I can see an idea like this having a nice start, but I believe Governments, especially the CIA and U.S. Government would eventually find a way to corrupt the system and access the data, someway, somehow.

Public data has it's cons but I think it is better than having centralized data. Having said that, I am still open-minded about the idea that public data might have too many cons.

As it stands now though, I don't see any other better, non-corruptible solutions.

You mean like the NSA, drones, satellites, etc? All governments not just the US government have spy drones and satellites. The point isn't that perfect secrecy will exist because it might never exist in a perfect form. What matters is to provide as much privacy (without sacrificing the benefits of transparency) as you can, to the average person in society.

Public data has it's cons but I think it is better than having centralized data. Having said that, I am still open-minded about the idea that public data might have too many cons.

Which is why I mentioned that the data isn't going to be centralized. Secure multiparty computation isn't necessarily centralized nor is it necessarily going to be public.
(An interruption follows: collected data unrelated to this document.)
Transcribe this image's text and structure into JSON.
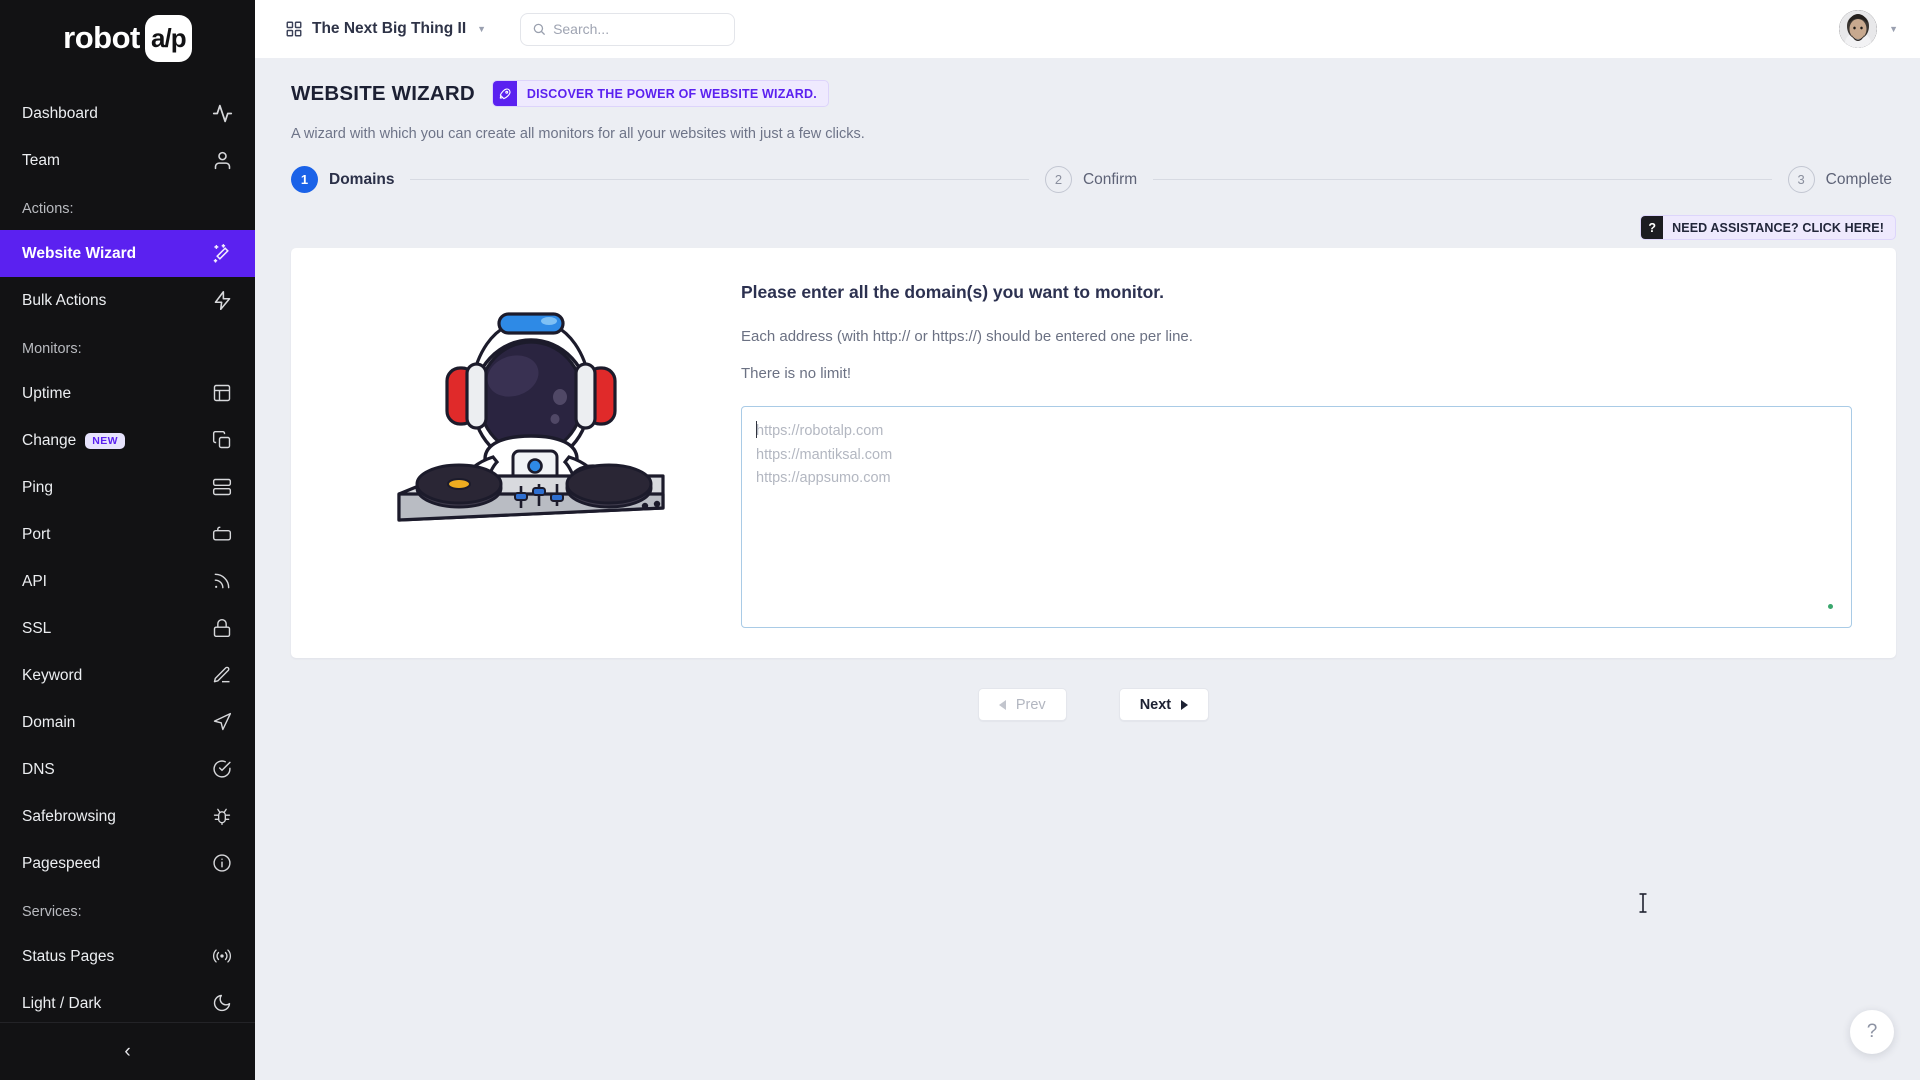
{
  "brand": {
    "logo_text": "robot",
    "logo_mark_text": "a/p"
  },
  "sidebar": {
    "groups": [
      {
        "label": "",
        "items": [
          {
            "label": "Dashboard",
            "icon": "activity-icon",
            "active": false
          },
          {
            "label": "Team",
            "icon": "user-icon",
            "active": false
          }
        ]
      },
      {
        "label": "Actions:",
        "items": [
          {
            "label": "Website Wizard",
            "icon": "wand-icon",
            "active": true
          },
          {
            "label": "Bulk Actions",
            "icon": "bolt-icon",
            "active": false
          }
        ]
      },
      {
        "label": "Monitors:",
        "items": [
          {
            "label": "Uptime",
            "icon": "layout-icon",
            "active": false
          },
          {
            "label": "Change",
            "icon": "copy-icon",
            "active": false,
            "badge": "NEW"
          },
          {
            "label": "Ping",
            "icon": "server-icon",
            "active": false
          },
          {
            "label": "Port",
            "icon": "plug-icon",
            "active": false
          },
          {
            "label": "API",
            "icon": "rss-icon",
            "active": false
          },
          {
            "label": "SSL",
            "icon": "lock-icon",
            "active": false
          },
          {
            "label": "Keyword",
            "icon": "pen-icon",
            "active": false
          },
          {
            "label": "Domain",
            "icon": "navigation-icon",
            "active": false
          },
          {
            "label": "DNS",
            "icon": "check-circle-icon",
            "active": false
          },
          {
            "label": "Safebrowsing",
            "icon": "bug-icon",
            "active": false
          },
          {
            "label": "Pagespeed",
            "icon": "info-circle-icon",
            "active": false
          }
        ]
      },
      {
        "label": "Services:",
        "items": [
          {
            "label": "Status Pages",
            "icon": "broadcast-icon",
            "active": false
          },
          {
            "label": "Light / Dark",
            "icon": "moon-icon",
            "active": false
          }
        ]
      }
    ],
    "collapse_icon": "chevron-left-icon"
  },
  "topbar": {
    "project_name": "The Next Big Thing II",
    "project_icon": "grid-icon",
    "project_caret": "chevron-down-icon",
    "search_placeholder": "Search...",
    "search_icon": "search-icon",
    "avatar_caret": "chevron-down-icon"
  },
  "page": {
    "title": "WEBSITE WIZARD",
    "promo_badge": {
      "icon": "rocket-icon",
      "text": "DISCOVER THE POWER OF WEBSITE WIZARD."
    },
    "subtitle": "A wizard with which you can create all monitors for all your websites with just a few clicks.",
    "assistance": {
      "icon": "question-mark-icon",
      "text": "NEED ASSISTANCE? CLICK HERE!"
    }
  },
  "stepper": {
    "steps": [
      {
        "number": "1",
        "label": "Domains",
        "state": "done"
      },
      {
        "number": "2",
        "label": "Confirm",
        "state": "todo"
      },
      {
        "number": "3",
        "label": "Complete",
        "state": "todo"
      }
    ]
  },
  "card": {
    "illustration": "astronaut-dj-illustration",
    "title": "Please enter all the domain(s) you want to monitor.",
    "line1": "Each address (with http:// or https://) should be entered one per line.",
    "line2": "There is no limit!",
    "textarea_value": "",
    "textarea_placeholder": "https://robotalp.com\nhttps://mantiksal.com\nhttps://appsumo.com"
  },
  "footer_nav": {
    "prev_label": "Prev",
    "next_label": "Next",
    "prev_icon": "triangle-left-icon",
    "next_icon": "triangle-right-icon"
  },
  "help_fab": {
    "icon": "question-mark-icon",
    "label": "?"
  },
  "colors": {
    "accent_purple": "#5b21f0",
    "step_blue": "#1a62e8",
    "sidebar_bg": "#121214",
    "page_bg": "#eceef3",
    "status_green": "#3aa76d"
  }
}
So you can have data which is encrypted (private) and which is decentralized (mirrored, broken into chunks and pieces across multiple countries, etc). This in my opinion would be better than to have the data public (in which you have no privacy and all the sentiment data might be fake), or completely private centralized as you describe it.

What I'm implying is we can have the equivalent of an encrypted blockchain. The data would always be encrypted and thus under the complete control of the owner. I'm implying that the technology is now available for encrypted smart contracts which work with encrypted data which produce encrypted outputs.

To me for certain use cases this is essential. No one is going to be able to vote coercion free if the data is public. No one is going to be capable of providing true sentiment if the data is public. Who is going to share every detail of every aspect of their life if the data is public?

If the data is private then big data becomes truly useful. You can get beyond the theater we have today on social media.